Fortunately, these defects merely serve to strengthen our faith in Madame Kadmina's remarkable talent. Time and experience will no doubt smooth over these blemishes and give her interpretations that calm, artistic objectivity which distinguishes the greatest artists of the stage.

Madame Kadmina has a pure mezzo-soprano voice of a most agreeable and warm timbre – a voice that has, moreover, been trained very well and does great credit to the excellent method used by her teacher Madame Aleksandrova. If in addition to this we note that the débutante has strikingly good looks (which is a great advantage for any sort of stage activity), then it is understandable why the audience could not but respond enthusiastically to her first appearance on the stage. Madame Kadmina was rewarded with unanimous stormy applause.

Very soon Madame Kadmina will make a second début as Azucena in Verdi's Il Trovatore, and after that it is said that she will perform the role of the shepherd Lel in A. N. Ostrovsky's new play The Snow Maiden, for which rehearsals are already under way at the Bolshoi Theatre [3].

"B. L."


Notes and References

  1. Entitled 'A Musical Notice' in ČW. There are also two other articles with the same title dating from 1872 and 1874 (see TH 267 and TH 290).
  2. Yevlaliya Kadmina (1853–1881), Russian mezzo-soprano and actress whose tragic suicide by taking poison in the middle of a performance of a play inspired a number of literary and musical works, most notably Turgenev's late story Klara Milich (1882).
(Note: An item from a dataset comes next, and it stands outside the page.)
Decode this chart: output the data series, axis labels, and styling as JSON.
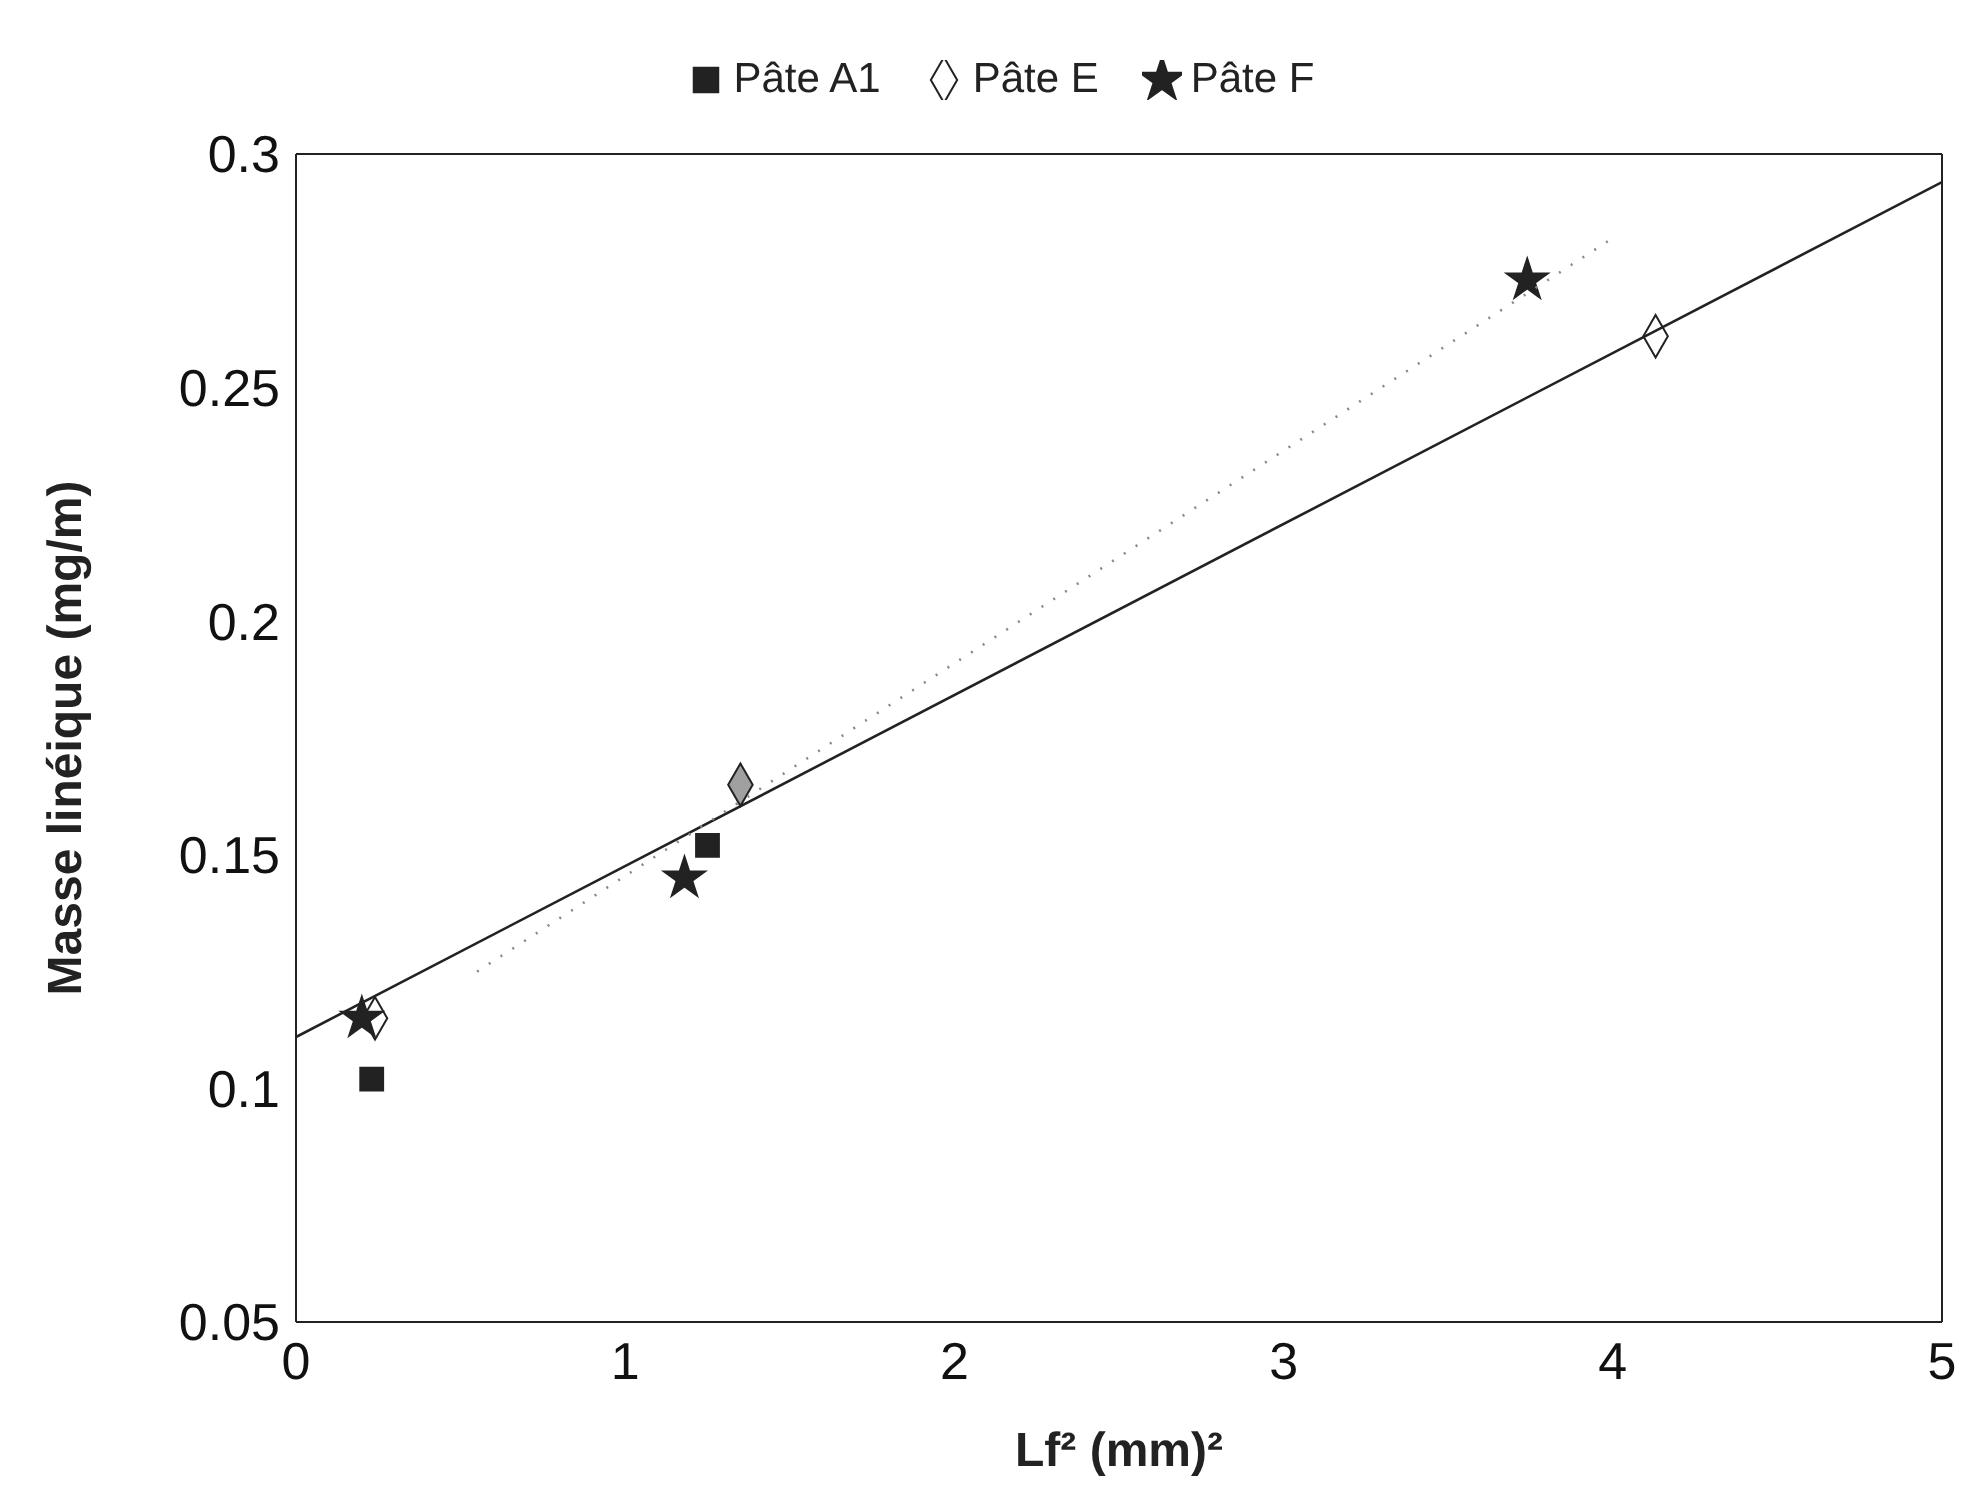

Tchaikovsky, who greatly admired her talent, dedicated one of the Six Romances, Op. 28 to her in 1875.
  3. A few days after this review, Yevlaliya Kadmina would create the part of the shepherd Lel at the premiere of Aleksandr Ostrovsky's spring legend The Snow Maiden, with incidental music by Tchaikovsky, which took place at the Moscow Bolshoi Theatre on 11/23 May 1873.